Учиться хорошо писать. — Время хороших ораторов прошло, потому что прошло время городских культур. Крайний предел, который Аристотель допускал для большого города — глашатая, согласно ему, должна была слышать вся собравшаяся община — этот предел заботит нас так же мало, как городские общины вообще, нас, не желающих замечать массы и добиваться их понимания. Поэтому в наши дни всякий, кто благонамерен на европейский лад, должен учиться писать хорошо и всё лучше: и неважно, если он родился даже в Германии, где плохое умение писать рассматривают как национальную привилегию. Но писать лучше значит в то же время и лучше мыслить; это значит уметь находить что-то всё более интересное и доносить его до других; это значит быть доступным для перевода на языки соседних народов, для понимания тех иностранцев, что учат наш язык; содействовать тому, чтобы всё хорошее стало всеобщим достоянием и всё было в распоряжении людей свободных; наконец, заниматься подготовкой того пока ещё далёкого от нас положения вещей, когда хорошим европейцам попадёт в руки их великая задача: руководить всей земной культурой и охранять её. — Кто проповедует противоположное — не думать о хорошем письме и хорошем чтении (а обе эти добродетели неотделимы друг от друга и вместе переживают упадок), — тот фактически указывает народам путь к тому, как стать ещё более национальными: он усугубляет болезнь этого столетия и выступает врагом хороших европейцев, врагом свободных умов.
Учение о совершенном стиле. — Учение о стиле может, во-первых, быть учением о том, как находить выражение, с помощью которого до читателя и слушателя дойдёт всякое настроение; во-вторых, учением о том, как выразить самое ценное для человека настроение, сообщить о котором и передать его — тоже по большей части дело желательное: настроение человека с энергичной душой, с неунывающим умом, ясного и искреннего, преодолевшего свои страсти.
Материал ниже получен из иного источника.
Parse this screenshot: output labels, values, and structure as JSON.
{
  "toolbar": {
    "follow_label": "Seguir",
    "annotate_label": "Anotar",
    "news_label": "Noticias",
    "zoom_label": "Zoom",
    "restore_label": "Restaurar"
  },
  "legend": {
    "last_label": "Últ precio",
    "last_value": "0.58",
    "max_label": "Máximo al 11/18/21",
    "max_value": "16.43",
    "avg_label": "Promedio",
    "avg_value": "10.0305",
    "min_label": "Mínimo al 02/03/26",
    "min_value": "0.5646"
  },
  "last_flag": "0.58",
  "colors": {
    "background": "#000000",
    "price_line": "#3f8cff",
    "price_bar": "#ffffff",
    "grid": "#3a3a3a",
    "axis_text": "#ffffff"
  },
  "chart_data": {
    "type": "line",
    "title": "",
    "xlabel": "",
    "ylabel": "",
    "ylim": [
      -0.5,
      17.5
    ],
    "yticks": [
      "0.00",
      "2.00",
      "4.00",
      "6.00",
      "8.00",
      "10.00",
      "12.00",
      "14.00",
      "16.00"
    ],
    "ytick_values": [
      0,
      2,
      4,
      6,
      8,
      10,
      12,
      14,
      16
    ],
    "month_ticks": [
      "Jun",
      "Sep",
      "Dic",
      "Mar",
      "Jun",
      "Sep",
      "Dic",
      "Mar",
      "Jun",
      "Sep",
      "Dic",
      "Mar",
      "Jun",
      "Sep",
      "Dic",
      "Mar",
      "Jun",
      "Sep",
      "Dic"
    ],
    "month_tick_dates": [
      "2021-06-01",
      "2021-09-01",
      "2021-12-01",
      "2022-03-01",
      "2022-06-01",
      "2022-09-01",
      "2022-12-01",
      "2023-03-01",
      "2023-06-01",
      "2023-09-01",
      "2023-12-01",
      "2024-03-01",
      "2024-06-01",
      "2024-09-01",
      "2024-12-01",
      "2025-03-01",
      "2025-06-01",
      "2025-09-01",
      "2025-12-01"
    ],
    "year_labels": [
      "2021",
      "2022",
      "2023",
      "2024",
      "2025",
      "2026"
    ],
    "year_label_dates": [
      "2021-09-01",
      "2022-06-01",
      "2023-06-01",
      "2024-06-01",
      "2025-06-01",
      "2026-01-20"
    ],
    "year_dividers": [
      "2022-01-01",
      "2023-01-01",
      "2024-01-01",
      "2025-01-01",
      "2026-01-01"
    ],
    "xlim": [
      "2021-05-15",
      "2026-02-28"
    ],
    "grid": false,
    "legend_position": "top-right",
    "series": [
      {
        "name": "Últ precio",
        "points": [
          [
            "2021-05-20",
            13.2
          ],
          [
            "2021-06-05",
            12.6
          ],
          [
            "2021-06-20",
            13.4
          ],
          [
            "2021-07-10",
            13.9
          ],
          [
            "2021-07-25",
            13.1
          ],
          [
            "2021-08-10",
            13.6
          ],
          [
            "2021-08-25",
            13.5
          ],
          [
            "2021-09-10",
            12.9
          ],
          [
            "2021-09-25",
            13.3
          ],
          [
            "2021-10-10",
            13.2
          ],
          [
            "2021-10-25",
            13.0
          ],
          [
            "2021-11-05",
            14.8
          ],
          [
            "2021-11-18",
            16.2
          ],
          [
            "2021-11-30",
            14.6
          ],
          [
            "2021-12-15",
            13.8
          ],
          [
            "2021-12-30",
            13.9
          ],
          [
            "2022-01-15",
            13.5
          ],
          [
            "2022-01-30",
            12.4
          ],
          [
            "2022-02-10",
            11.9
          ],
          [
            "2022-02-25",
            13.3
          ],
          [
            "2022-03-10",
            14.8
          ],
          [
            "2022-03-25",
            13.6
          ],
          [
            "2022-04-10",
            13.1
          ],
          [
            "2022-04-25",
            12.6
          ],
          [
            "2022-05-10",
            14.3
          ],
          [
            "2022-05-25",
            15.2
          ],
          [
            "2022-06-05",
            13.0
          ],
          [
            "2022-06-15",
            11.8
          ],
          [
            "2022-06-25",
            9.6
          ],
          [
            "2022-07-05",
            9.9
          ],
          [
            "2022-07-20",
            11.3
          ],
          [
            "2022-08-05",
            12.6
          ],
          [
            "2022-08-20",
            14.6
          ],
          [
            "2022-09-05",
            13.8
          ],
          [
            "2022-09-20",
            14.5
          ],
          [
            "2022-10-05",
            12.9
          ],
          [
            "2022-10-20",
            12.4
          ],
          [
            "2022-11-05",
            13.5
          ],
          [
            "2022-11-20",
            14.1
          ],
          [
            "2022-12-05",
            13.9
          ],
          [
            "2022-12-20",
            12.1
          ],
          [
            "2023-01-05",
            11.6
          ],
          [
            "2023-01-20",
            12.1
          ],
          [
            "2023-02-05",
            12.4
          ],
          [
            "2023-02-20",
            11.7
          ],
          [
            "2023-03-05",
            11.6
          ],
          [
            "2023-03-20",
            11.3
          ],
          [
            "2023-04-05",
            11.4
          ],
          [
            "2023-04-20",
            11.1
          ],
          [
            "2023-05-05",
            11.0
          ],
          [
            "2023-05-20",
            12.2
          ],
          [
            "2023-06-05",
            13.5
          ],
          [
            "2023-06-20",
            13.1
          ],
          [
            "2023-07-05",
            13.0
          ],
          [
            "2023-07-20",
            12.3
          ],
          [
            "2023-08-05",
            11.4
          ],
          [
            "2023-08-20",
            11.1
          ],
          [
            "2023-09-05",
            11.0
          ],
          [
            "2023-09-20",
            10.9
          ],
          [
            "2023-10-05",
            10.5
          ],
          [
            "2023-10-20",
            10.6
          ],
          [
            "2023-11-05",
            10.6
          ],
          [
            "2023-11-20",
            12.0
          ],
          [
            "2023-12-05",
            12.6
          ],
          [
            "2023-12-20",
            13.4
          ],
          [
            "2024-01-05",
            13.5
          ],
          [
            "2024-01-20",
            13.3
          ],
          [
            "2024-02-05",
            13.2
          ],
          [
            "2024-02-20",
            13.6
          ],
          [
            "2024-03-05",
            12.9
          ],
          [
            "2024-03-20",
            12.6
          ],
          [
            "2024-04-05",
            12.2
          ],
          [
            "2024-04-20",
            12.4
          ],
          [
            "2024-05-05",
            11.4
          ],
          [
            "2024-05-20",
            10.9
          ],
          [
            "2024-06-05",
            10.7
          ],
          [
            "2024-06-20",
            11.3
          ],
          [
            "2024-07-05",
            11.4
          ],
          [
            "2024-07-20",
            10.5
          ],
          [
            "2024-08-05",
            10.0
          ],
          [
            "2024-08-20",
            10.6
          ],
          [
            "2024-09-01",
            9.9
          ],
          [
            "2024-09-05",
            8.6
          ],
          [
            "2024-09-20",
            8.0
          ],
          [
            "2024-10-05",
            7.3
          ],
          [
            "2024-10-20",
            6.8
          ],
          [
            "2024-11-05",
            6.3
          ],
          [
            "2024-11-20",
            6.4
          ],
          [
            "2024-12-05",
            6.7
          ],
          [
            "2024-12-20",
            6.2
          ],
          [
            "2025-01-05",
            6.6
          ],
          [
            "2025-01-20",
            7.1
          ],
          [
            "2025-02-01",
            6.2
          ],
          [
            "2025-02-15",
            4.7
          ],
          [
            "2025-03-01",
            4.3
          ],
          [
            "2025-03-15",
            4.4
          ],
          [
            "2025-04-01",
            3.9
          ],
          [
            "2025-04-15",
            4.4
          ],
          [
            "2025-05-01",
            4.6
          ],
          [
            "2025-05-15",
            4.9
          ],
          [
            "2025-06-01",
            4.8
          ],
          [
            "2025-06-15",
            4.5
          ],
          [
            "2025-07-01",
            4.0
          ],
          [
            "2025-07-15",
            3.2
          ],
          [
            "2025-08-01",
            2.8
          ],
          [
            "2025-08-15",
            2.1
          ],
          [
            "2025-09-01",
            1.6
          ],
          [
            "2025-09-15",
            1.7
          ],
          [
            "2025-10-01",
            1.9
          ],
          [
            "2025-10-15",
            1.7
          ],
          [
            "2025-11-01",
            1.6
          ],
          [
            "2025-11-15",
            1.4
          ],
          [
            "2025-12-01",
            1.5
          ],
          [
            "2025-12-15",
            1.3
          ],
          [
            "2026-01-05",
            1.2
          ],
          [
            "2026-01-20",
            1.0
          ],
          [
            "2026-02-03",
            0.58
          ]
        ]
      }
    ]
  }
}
Это и будет учением о совершенном стиле: а он соответствует хорошему человеку.
Следить за связностью изложения. — Связь между фразами показывает, утомился ли автор писать; отдельные выражения всё-таки могут быть сильными и пригодными независимо от этого, поскольку раньше он нащупал их отдельно — в тот момент, когда мысль впервые забрезжила перед автором. Это нередко встречается у Гёте, слишком часто прибегавшего к диктовке в минуты усталости.
Уже и ещё. — A: «Немецкая проза ещё очень молода: Гёте полагал, что её отцом был Виланд».{147} B: «Так молода и уже так безобразна!» C: «Простите — насколько мне известно, немецкую прозу писал ещё епископ Ульфила{148}; стало быть, ей уже около тысячи пятисот лет.» B: «Так стара, но всё ещё так безобразна!»